Mr. Voshell was on the cover of The Sun’s Sunday Magazine in 1990 and said, “I walk around with the intention of finding images that represent the everyday type of nonpretentious involvement with life.”
Mr. Voshell left his Frederick Avenue studio and moved to Monkton in Baltimore County. He painted in a converted barn and continued to drive his beat-up 1951 Chevrolet panel truck.
“You sat on milk crates and could see the road through the floor,” said his partner, Lynne.
Once he left the city, Mr. Voshell painted scenes of nature, often of irises.
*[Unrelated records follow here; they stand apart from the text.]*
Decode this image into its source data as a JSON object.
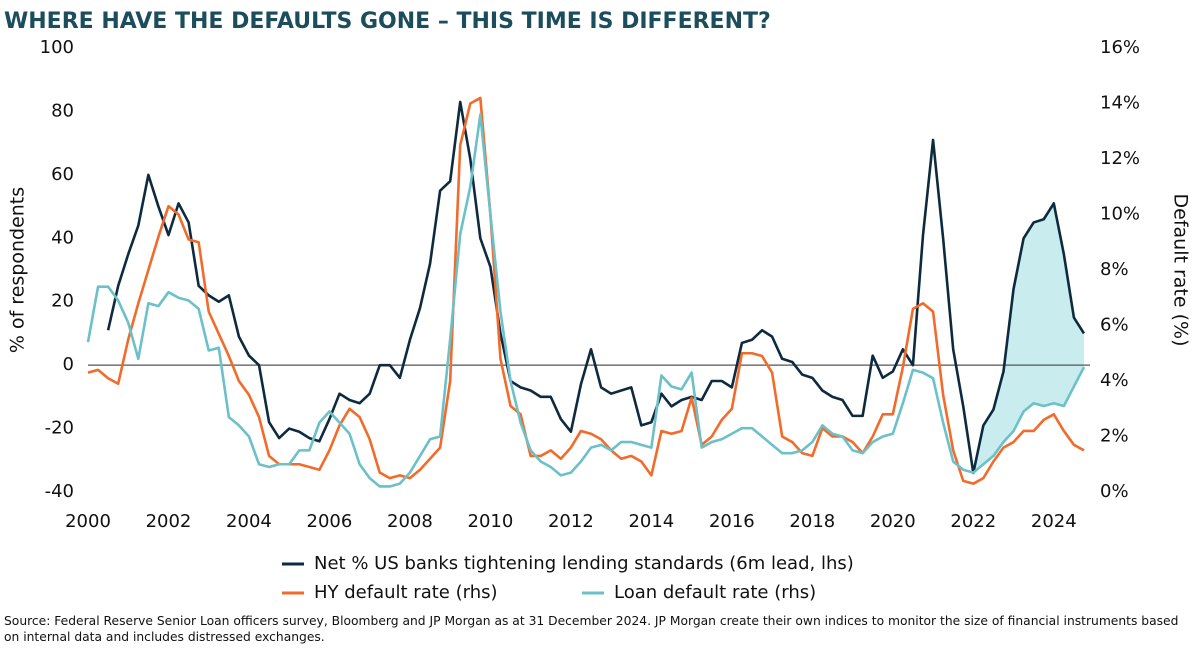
{
  "chart_data": {
    "type": "line",
    "title": "WHERE HAVE THE DEFAULTS GONE – THIS TIME IS DIFFERENT?",
    "ylabel": "% of respondents",
    "y2label": "Default rate (%)",
    "source": "Source: Federal Reserve Senior Loan officers survey, Bloomberg and JP Morgan as at 31 December 2024. JP Morgan create their own indices to monitor the size of financial instruments based on internal data and includes distressed exchanges.",
    "xlim": [
      2000,
      2024.9
    ],
    "xticks": [
      2000,
      2002,
      2004,
      2006,
      2008,
      2010,
      2012,
      2014,
      2016,
      2018,
      2020,
      2022,
      2024
    ],
    "ylim": [
      -40,
      100
    ],
    "yticks": [
      -40,
      -20,
      0,
      20,
      40,
      60,
      80,
      100
    ],
    "y2lim": [
      0,
      16
    ],
    "y2ticks": [
      {
        "value": 0,
        "label": "0%"
      },
      {
        "value": 2,
        "label": "2%"
      },
      {
        "value": 4,
        "label": "4%"
      },
      {
        "value": 6,
        "label": "6%"
      },
      {
        "value": 8,
        "label": "8%"
      },
      {
        "value": 10,
        "label": "10%"
      },
      {
        "value": 12,
        "label": "12%"
      },
      {
        "value": 14,
        "label": "14%"
      },
      {
        "value": 16,
        "label": "16%"
      }
    ],
    "grid": false,
    "legend": "bottom",
    "shade_color": "#c9ecef",
    "x": [
      2000,
      2000.25,
      2000.5,
      2000.75,
      2001,
      2001.25,
      2001.5,
      2001.75,
      2002,
      2002.25,
      2002.5,
      2002.75,
      2003,
      2003.25,
      2003.5,
      2003.75,
      2004,
      2004.25,
      2004.5,
      2004.75,
      2005,
      2005.25,
      2005.5,
      2005.75,
      2006,
      2006.25,
      2006.5,
      2006.75,
      2007,
      2007.25,
      2007.5,
      2007.75,
      2008,
      2008.25,
      2008.5,
      2008.75,
      2009,
      2009.25,
      2009.5,
      2009.75,
      2010,
      2010.25,
      2010.5,
      2010.75,
      2011,
      2011.25,
      2011.5,
      2011.75,
      2012,
      2012.25,
      2012.5,
      2012.75,
      2013,
      2013.25,
      2013.5,
      2013.75,
      2014,
      2014.25,
      2014.5,
      2014.75,
      2015,
      2015.25,
      2015.5,
      2015.75,
      2016,
      2016.25,
      2016.5,
      2016.75,
      2017,
      2017.25,
      2017.5,
      2017.75,
      2018,
      2018.25,
      2018.5,
      2018.75,
      2019,
      2019.25,
      2019.5,
      2019.75,
      2020,
      2020.25,
      2020.5,
      2020.75,
      2021,
      2021.25,
      2021.5,
      2021.75,
      2022,
      2022.25,
      2022.5,
      2022.75,
      2023,
      2023.25,
      2023.5,
      2023.75,
      2024,
      2024.25,
      2024.5,
      2024.75
    ],
    "series": [
      {
        "name": "Net % US banks tightening lending standards (6m lead, lhs)",
        "color": "#0d2a3f",
        "axis": "y",
        "values": [
          null,
          null,
          11,
          25,
          35,
          44,
          60,
          50,
          41,
          51,
          45,
          25,
          22,
          20,
          22,
          9,
          3,
          0,
          -18,
          -23,
          -20,
          -21,
          -23,
          -24,
          -17,
          -9,
          -11,
          -12,
          -9,
          0,
          0,
          -4,
          8,
          18,
          32,
          55,
          58,
          83,
          65,
          40,
          31,
          10,
          -5,
          -7,
          -8,
          -10,
          -10,
          -17,
          -21,
          -6,
          5,
          -7,
          -9,
          -8,
          -7,
          -19,
          -18,
          -9,
          -13,
          -11,
          -10,
          -11,
          -5,
          -5,
          -7,
          7,
          8,
          11,
          9,
          2,
          1,
          -3,
          -4,
          -8,
          -10,
          -11,
          -16,
          -16,
          3,
          -4,
          -2,
          5,
          0,
          41,
          71,
          40,
          5,
          -13,
          -34,
          -19,
          -14,
          -2,
          24,
          40,
          45,
          46,
          51,
          35,
          15,
          10
        ]
      },
      {
        "name": "HY default rate (rhs)",
        "color": "#f26b2a",
        "axis": "y2",
        "values": [
          4.3,
          4.4,
          4.1,
          3.9,
          5.5,
          6.8,
          8.0,
          9.2,
          10.3,
          10.0,
          9.1,
          9.0,
          6.5,
          5.7,
          4.9,
          4.0,
          3.5,
          2.7,
          1.3,
          1.0,
          1.0,
          1.0,
          0.9,
          0.8,
          1.5,
          2.4,
          3.0,
          2.7,
          1.9,
          0.7,
          0.5,
          0.6,
          0.5,
          0.8,
          1.2,
          1.6,
          4.0,
          12.5,
          14.0,
          14.2,
          10.0,
          4.8,
          3.1,
          2.8,
          1.3,
          1.3,
          1.5,
          1.2,
          1.6,
          2.2,
          2.1,
          1.9,
          1.5,
          1.2,
          1.3,
          1.1,
          0.6,
          2.2,
          2.1,
          2.2,
          3.4,
          1.7,
          2.0,
          2.6,
          3.0,
          5.0,
          5.0,
          4.9,
          4.3,
          2.0,
          1.8,
          1.4,
          1.3,
          2.3,
          2.0,
          2.0,
          1.8,
          1.4,
          2.0,
          2.8,
          2.8,
          4.5,
          6.6,
          6.8,
          6.5,
          3.5,
          1.5,
          0.4,
          0.3,
          0.5,
          1.1,
          1.6,
          1.8,
          2.2,
          2.2,
          2.6,
          2.8,
          2.2,
          1.7,
          1.5
        ]
      },
      {
        "name": "Loan default rate (rhs)",
        "color": "#6cc0c8",
        "axis": "y2",
        "values": [
          5.4,
          7.4,
          7.4,
          6.9,
          6.1,
          4.8,
          6.8,
          6.7,
          7.2,
          7.0,
          6.9,
          6.6,
          5.1,
          5.2,
          2.7,
          2.4,
          2.0,
          1.0,
          0.9,
          1.0,
          1.0,
          1.5,
          1.5,
          2.5,
          2.9,
          2.5,
          2.1,
          1.0,
          0.5,
          0.2,
          0.2,
          0.3,
          0.7,
          1.3,
          1.9,
          2.0,
          5.5,
          9.3,
          11.0,
          13.6,
          10.0,
          6.5,
          4.0,
          2.5,
          1.5,
          1.1,
          0.9,
          0.6,
          0.7,
          1.1,
          1.6,
          1.7,
          1.5,
          1.8,
          1.8,
          1.7,
          1.6,
          4.2,
          3.8,
          3.7,
          4.3,
          1.6,
          1.8,
          1.9,
          2.1,
          2.3,
          2.3,
          2.0,
          1.7,
          1.4,
          1.4,
          1.5,
          1.8,
          2.4,
          2.1,
          2.0,
          1.5,
          1.4,
          1.8,
          2.0,
          2.1,
          3.2,
          4.4,
          4.3,
          4.1,
          2.5,
          1.1,
          0.8,
          0.7,
          1.0,
          1.3,
          1.8,
          2.2,
          2.9,
          3.2,
          3.1,
          3.2,
          3.1,
          3.8,
          4.5
        ]
      }
    ]
  }
}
“Jim left his teaching position in 1970 but he has never stopped teaching us to see our community, the natural world, and that there is always a kind of beauty under our boot soles,” said William Waters, the author of 2021’s “James W. Voshell: His Life and Art.”
“He was a realist in every sense. Jim often said that there is a painting everywhere he would cast his eyes and that he wished he had more than one lifetime to paint them all,” Mr. Waters said. “Jim was a singular and generous man. He took great delight in sharing what he had, whether a foraged mushroom, the latest bird sighting, or the largest of Maryland crabs on his birthday.”
Fellow artist Greg Otto said: “He was one of a very small and tight group who persisted in raising the bar that represented Baltimore in a new way. They were big and bold and it was exactly what the city needed.
“He was a big, affable guy and was the first to create that style. His painting made an impression on me. It was healthy for the city to have someone like Jim,” Mr. Otto said.
One of his paintings, “The Audience,” is in the Baltimore Museum of Art.
Cecilia Wichmann, BMA associate curator of contemporary art, said: “James Voshell was a painter who lavished attention on the ordinary, the everyday, observing with great care the experiences of daily life in our city of Baltimore. The BMA is immensely proud to steward his 1983 painting ‘The Audience’ for future generations. It captures that in-between time — as people gather and wait for an Artscape concert to begin — seeing that full array of individuals together in public space. ‘The Audience’ reflects those moments of proximity that animate our cultural and civic lives.”
Survivors include his life partner, Lynne Jones, and nieces and nephews.
A life celebration will be held from 5 p.m. to 8 p.m. May 29 at the Manor Mill at 2029 Monkton Road in Baltimore County.